Matchs de préparation estivale inclus, Grenoble n’a concédé qu’un but depuis la reprise. Cela remonte au 15 juillet dernier lors d’une victoire à l’Étrat contre l’ASSE (2-1), une performance répétée lors de la première journée à Geoffroy-Guichard. « Nous minimisons les erreurs, poursuit Maubleu. Depuis le début du championnat, je note un penalty concédé contre Sainté et une perte de balle dangereuse d’Adrien contre Paris où je dois remporter un face-à-face ensuite. Le fait d’avoir stoppé un penalty ou d’être parfois aidé par son poteau, cela engendre automatiquement un gain de confiance. De l’autre côté, l’adversaire se met aussi à douter quand il voit que nous n’avons toujours pas pris de but. Mais il faut rester conscient : à un moment, le but contre nous va arriver. Peut-être même deux ou trois dans le même match, on ne sait pas… » Toujours est-il que Maubleu reste modeste. En neuf saisons sous le maillot grenoblois, le natif de Saint-Martin-d’Hères a ainsi réalisé 40,9% de clean sheets. Mieux encore : le portier est conseillé au sein du staff par son aîné Fred Gueguen, toujours détenteur du record de clean sheets consécutifs en D2 (8 matchs et 753 minutes d’invincibilité avec Châteauroux en 1996-1997, NDLR). Dès lors, faut-il en conclure que la défense est un savoir-faire grenoblois ?

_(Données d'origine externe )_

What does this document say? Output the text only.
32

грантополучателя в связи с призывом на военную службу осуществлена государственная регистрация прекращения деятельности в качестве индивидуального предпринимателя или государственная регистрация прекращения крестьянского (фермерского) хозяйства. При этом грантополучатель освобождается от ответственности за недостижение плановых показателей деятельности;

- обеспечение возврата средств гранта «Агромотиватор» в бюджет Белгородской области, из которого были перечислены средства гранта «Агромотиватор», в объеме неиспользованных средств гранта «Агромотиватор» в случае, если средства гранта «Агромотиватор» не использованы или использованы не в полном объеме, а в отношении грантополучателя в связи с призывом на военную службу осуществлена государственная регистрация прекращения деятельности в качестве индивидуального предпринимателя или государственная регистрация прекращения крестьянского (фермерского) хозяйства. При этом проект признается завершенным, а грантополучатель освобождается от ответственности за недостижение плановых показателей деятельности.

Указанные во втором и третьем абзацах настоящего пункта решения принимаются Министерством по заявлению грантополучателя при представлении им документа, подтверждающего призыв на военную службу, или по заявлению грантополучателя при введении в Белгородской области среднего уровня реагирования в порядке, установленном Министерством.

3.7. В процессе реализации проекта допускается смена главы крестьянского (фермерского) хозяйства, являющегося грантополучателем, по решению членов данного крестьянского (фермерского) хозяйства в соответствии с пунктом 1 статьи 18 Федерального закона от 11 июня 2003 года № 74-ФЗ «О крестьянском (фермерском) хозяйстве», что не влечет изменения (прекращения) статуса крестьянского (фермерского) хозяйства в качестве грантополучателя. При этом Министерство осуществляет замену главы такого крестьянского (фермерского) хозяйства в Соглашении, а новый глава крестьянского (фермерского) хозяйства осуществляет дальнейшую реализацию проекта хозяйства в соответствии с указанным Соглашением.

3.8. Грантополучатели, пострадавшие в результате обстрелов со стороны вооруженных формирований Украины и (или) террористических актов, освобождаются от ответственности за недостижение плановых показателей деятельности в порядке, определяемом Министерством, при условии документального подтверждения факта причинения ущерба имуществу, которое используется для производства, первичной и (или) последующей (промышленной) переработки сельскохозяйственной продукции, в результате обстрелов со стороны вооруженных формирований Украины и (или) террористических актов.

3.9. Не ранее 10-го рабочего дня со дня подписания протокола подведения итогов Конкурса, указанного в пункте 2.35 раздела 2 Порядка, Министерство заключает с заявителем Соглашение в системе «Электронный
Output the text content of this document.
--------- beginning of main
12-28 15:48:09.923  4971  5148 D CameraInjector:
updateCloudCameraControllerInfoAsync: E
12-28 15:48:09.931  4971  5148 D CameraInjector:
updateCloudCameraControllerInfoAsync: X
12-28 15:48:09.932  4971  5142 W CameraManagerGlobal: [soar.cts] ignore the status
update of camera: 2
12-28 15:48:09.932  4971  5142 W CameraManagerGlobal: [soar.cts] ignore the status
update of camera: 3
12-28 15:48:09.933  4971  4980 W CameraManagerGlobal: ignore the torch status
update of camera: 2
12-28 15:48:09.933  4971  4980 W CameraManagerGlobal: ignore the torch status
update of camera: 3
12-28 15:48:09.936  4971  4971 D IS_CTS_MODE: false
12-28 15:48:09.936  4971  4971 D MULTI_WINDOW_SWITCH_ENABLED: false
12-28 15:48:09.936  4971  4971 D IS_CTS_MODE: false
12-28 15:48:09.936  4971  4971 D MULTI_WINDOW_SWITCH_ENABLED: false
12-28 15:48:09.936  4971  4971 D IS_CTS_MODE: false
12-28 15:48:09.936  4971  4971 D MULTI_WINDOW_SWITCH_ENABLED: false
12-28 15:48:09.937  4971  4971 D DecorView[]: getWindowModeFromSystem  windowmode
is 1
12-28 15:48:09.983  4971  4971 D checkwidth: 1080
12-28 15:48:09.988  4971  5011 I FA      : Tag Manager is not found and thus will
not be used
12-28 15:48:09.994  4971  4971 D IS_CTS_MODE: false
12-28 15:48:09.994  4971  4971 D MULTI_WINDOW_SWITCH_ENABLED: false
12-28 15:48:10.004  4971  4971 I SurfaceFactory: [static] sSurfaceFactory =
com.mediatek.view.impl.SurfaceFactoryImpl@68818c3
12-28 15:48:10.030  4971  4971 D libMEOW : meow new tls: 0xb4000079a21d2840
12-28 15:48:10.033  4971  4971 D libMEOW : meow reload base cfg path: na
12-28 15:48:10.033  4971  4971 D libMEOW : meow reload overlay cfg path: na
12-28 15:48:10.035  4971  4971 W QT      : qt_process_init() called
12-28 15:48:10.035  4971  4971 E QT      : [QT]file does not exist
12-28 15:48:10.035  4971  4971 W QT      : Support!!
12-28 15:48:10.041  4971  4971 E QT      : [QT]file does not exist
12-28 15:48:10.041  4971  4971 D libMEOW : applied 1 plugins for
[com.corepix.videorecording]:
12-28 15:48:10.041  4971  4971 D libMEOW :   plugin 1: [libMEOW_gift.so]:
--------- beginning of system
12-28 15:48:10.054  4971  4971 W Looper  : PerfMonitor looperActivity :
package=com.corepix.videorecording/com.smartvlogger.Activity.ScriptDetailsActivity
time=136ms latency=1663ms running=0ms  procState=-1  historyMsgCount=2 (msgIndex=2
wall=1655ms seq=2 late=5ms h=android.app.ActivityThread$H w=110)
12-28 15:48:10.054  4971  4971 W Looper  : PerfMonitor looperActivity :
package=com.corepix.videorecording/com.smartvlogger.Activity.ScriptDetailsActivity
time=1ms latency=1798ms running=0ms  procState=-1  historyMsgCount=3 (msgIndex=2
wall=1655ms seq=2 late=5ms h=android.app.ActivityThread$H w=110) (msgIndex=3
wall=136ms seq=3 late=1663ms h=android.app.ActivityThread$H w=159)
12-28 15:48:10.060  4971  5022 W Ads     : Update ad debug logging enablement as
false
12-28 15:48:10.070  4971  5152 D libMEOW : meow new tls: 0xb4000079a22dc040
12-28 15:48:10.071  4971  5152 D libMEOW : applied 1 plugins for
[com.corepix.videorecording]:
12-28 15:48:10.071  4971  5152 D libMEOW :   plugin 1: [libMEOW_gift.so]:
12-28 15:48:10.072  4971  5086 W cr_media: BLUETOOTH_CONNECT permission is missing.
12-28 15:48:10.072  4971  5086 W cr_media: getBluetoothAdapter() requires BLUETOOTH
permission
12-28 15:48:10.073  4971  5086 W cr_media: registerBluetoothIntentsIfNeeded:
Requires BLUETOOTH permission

Rugby et hockey en fers de lance
Terre de sports d’hiver, Grenoble cumule également les équipes en sports collectifs. En football, le GF38 reste historiquement affilié à la Ligue 2 avec quatorze saisons disputées dans l’antichambre depuis 1997. Dans les faits, le FC Grenoble, champion de France de rugby en 1954, et les Brûleurs de Loups, huit fois champion de France en hockey sur glace, font office de vitrine du sport isérois. Et au moment de batailler pour un ballon ovale ou un palet, l’importance de la défense et de l’engagement physique règnent en maîtres. « Avec une défense bien en place sans palet, tu peux préparer tes séquences offensives avec palet, dévoile Sacha Treille, actuel capitaine des BDL, international français et fils de Philippe Treille, meilleur buteur de l’histoire du club. Notre sport se base sur la contre-attaque rapide : dès qu’une offensive adverse est neutralisée, l’équipe peut profiter du fait que l’adversaire soit désorganisé pour aller marquer des buts. En équipe de France, nous sommes également habitués à jouer avec ce système tactique. Plus longtemps nous tenons le 0-0, plus l’équipe en face va se mettre à douter. »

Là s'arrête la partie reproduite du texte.